Bonding to Place
Bonding To Place
My recent move from Vancouver Island to Quebec has given me some interesting food for thought. As someone who is bonded to the giant trees, grey ocean mists, and wildness of the West Coast, coming home to the gentle slopes, hardwood forests, and fields of the Eastern Townships of Quebec was disorienting. I felt lonely and missed my soul community of humans and other-than human relations. I found myself wondering deeply about my role in this new community and how to stay true to my Vision. Change is like that though; it always involves a dismantling of who we know ourselves to be. Transformation results when, through a process of wholeing, we put back together the pieces and re-emerge, the same but different.
Time in
solitude with Nature has always helped me to do this. So, three weeks after
arriving, I finally felt ready to emerge from my cocoon of grief and start the
process of bonding to this place. It turns out that right in my back yard there
is a deer trail that leads through a forest to a river. It is beautiful and the
diversity of life within is plentiful. Close to the entrance of the forest there
is a beautiful White Pine. I go there to sit quietly and open my awareness.
This morning, I went with my dog Sitka. As we were entering the forest, I
expanded my vision and saw movement not too far off in the distance.

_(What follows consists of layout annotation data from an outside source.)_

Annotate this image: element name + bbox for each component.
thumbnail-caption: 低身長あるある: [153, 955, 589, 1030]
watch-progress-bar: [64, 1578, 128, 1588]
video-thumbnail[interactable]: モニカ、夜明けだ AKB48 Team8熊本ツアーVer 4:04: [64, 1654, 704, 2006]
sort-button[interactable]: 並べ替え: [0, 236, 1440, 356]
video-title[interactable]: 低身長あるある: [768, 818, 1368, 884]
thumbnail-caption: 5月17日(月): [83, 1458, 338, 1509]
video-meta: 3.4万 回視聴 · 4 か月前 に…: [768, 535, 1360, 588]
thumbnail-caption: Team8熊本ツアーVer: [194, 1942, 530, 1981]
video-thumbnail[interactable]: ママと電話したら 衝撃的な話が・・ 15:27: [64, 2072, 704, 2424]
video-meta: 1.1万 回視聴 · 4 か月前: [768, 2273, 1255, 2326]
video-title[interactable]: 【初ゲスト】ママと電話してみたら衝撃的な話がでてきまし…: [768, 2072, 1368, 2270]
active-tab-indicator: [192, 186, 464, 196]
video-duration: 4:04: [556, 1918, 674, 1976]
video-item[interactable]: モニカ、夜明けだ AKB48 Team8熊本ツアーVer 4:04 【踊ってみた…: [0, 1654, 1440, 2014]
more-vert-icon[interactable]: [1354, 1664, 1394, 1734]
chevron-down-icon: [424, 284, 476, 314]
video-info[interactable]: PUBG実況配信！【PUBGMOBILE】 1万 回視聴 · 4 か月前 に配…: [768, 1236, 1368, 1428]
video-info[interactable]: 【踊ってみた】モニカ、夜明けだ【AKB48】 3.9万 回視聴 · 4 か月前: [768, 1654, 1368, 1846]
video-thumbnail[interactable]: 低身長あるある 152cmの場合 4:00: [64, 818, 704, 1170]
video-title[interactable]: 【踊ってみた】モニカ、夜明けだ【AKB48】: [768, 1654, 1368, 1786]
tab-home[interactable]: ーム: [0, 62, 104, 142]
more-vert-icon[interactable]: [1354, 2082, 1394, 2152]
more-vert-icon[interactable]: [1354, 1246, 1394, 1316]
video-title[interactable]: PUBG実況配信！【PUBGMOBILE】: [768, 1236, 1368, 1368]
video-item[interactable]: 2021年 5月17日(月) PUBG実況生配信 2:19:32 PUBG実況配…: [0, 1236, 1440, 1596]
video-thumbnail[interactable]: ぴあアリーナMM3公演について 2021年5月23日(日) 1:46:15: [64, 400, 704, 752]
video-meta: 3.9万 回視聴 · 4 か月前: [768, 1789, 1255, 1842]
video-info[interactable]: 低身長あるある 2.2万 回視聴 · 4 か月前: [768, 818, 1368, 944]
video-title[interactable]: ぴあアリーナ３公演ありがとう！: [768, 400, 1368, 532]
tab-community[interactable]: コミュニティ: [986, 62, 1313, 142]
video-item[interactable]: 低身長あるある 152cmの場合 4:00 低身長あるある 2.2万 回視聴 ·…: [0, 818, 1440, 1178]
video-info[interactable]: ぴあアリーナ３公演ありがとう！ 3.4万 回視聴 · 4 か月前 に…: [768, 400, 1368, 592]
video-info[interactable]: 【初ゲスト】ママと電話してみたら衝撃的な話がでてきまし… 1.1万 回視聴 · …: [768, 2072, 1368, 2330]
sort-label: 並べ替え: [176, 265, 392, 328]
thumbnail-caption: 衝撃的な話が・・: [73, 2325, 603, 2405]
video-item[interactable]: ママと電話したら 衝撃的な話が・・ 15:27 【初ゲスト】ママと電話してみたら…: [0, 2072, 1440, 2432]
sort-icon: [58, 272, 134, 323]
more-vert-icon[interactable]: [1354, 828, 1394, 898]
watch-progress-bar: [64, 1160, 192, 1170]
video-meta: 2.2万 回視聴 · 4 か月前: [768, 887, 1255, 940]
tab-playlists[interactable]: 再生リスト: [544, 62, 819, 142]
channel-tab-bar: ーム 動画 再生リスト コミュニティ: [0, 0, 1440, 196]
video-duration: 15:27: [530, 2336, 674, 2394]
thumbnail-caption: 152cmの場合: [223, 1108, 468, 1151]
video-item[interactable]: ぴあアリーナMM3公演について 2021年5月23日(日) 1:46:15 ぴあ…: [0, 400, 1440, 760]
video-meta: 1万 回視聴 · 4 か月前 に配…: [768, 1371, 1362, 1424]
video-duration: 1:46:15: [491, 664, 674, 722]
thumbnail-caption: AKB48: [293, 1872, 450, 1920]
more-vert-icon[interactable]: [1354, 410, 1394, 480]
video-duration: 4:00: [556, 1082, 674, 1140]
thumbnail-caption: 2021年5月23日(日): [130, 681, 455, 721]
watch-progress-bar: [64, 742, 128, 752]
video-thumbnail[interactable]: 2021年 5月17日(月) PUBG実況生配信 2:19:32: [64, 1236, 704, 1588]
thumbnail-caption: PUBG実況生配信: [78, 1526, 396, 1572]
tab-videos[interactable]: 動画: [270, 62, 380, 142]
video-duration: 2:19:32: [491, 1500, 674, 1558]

We never
got to my sit spot. Instead, I slowly sat down and watched. It turns out that
what I was seeing was a socially intact herd of white tailed deer. Sitka sat
down too, and mirrored my stillness (she really is an amazing friend). They
were so close we could smell them. Then, from behind a tree, not 20 meters
away, emerged the alpha doe. She was aware of our presence but our stillness
had her curious. She gracefully and tentatively approached, swaying her long
neck. When she got close enough that my state of relaxation shifted to alert focus;
a reflection of hers, she stomped her feet twice, then twice more again. I
decided to rise and leave the herd in peace. As Sitka and I moved, she flicked
her beautiful white tail, snorted her alarm to her herd, and bounded off about
75 meters. As I left the threshold of the forest, I looked back and could see
that she had stopped. With no danger of pursuit, I hope they settled down
quickly enough. I returned home laughing out loud to myself, excited, curious, and
grinning ear to ear; alive and a little more whole.